Science

Pressure to Depth in Water Calculator

Estimate water pressure by depth using the bar-per-10-metres rule. Useful for diving, plumbing, aquariums and any scenario involving submerged equipment.

Last updated: May 2026

Enter depth to estimate pressure.
Simple rule of thumb: pressure is about 1 bar at the surface + 1 bar per 10 m of seawater.

Water pressure and depth: the practical relationship

The rule of thumb is 1 bar of pressure for every 10 metres of seawater depth, plus 1 bar of atmospheric pressure at the surface. At 10 m depth: 2 bar total. At 30 m: 4 bar. Fresh water is slightly less dense than seawater (~2.5% lower), so the same depth produces marginally less pressure; 10 m of fresh water generates about 1.97 bar rather than exactly 2 bar.

This matters practically for dive computer settings (most default to seawater), waterproofing ratings on electronics (a 50 m rating does not mean safe for 50 m diving, static vs dynamic pressure), and hydraulic engineering where head pressure drives flow calculations.

Depth and pressure reference (seawater)

Depth (m)Pressure (bar)Pressure (psi)Context
0 (surface)1.014.7Atmospheric pressure only
10 m2.029.0Max recreational snorkeling
18 m2.840.7PADI Open Water limit
30 m4.058.1Recreational scuba limit
40 m5.072.5Advanced recreational limit
100 m11.0159.5Technical and commercial diving

Frequently Asked Questions

What is the pressure at 10 metres in seawater?

Approximately 2 bar: 1 bar atmospheric at the surface plus 1 bar from the 10 m water column. In fresh water the same depth gives about 1.97 bar (fresh water is ~2.5% less dense than seawater). For diver planning, seawater figures are used by default.
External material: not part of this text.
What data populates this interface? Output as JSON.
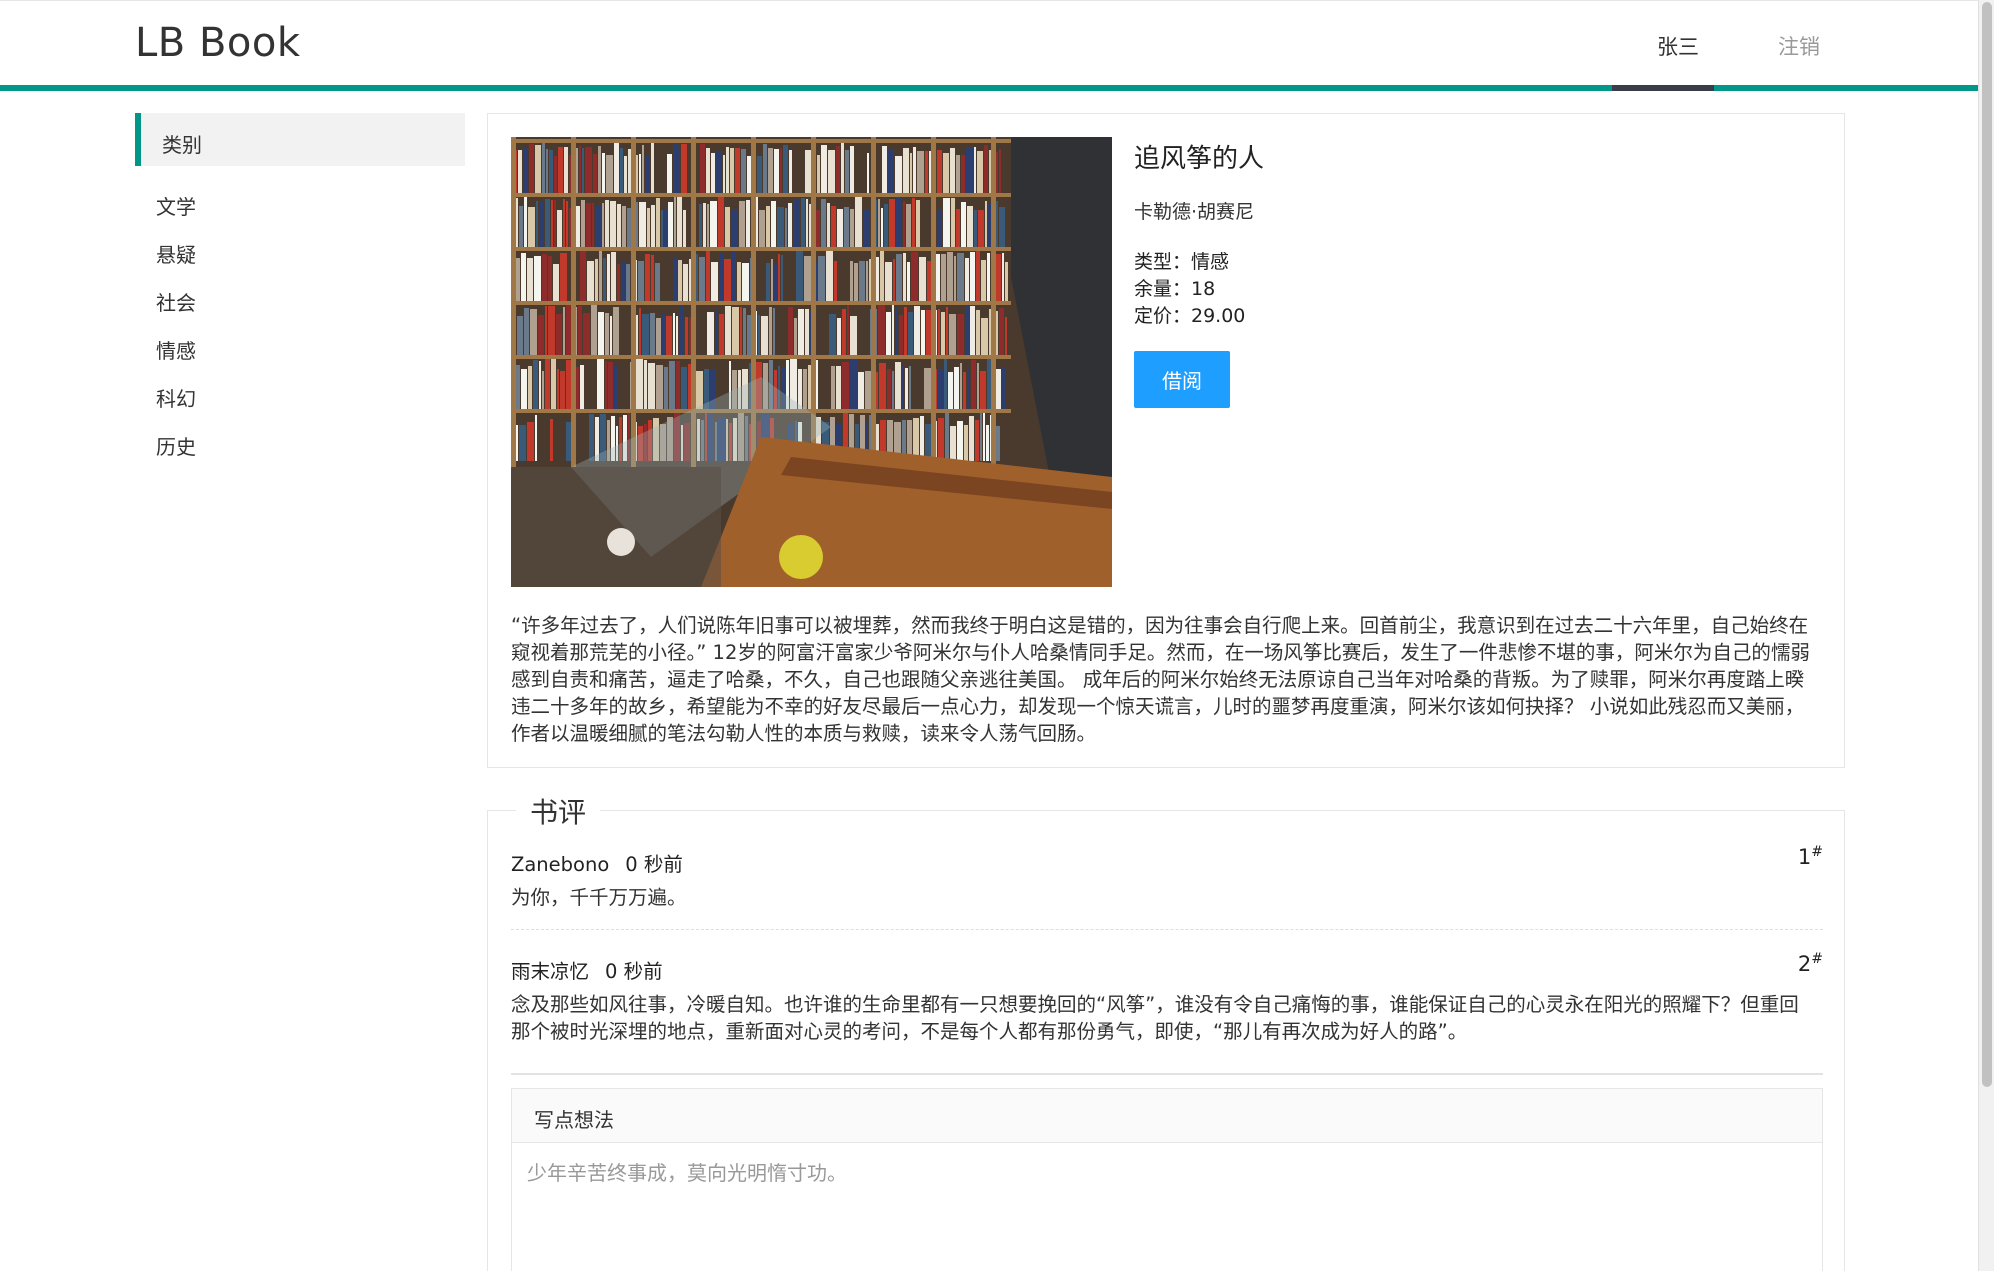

How does depth affect air consumption for divers?

Pressure directly affects the volume of air breathed per breath. At 10 m (2 bar absolute), a diver breathes twice as much air per breath as at the surface. At 30 m (4 bar), four times as much. A tank that lasts 60 minutes at the surface lasts about 15 minutes at 30 m, which is why dive planning requires accurate depth and time estimates.

Can I use this for fresh water instead of seawater?

The calculator uses the seawater approximation (1 bar per 10 m). For fresh water, multiply the result by 0.975 to correct for lower density. The difference is small for shallow depths but adds up, and at 100 m, seawater gives 11 bar while fresh water gives 10.75 bar.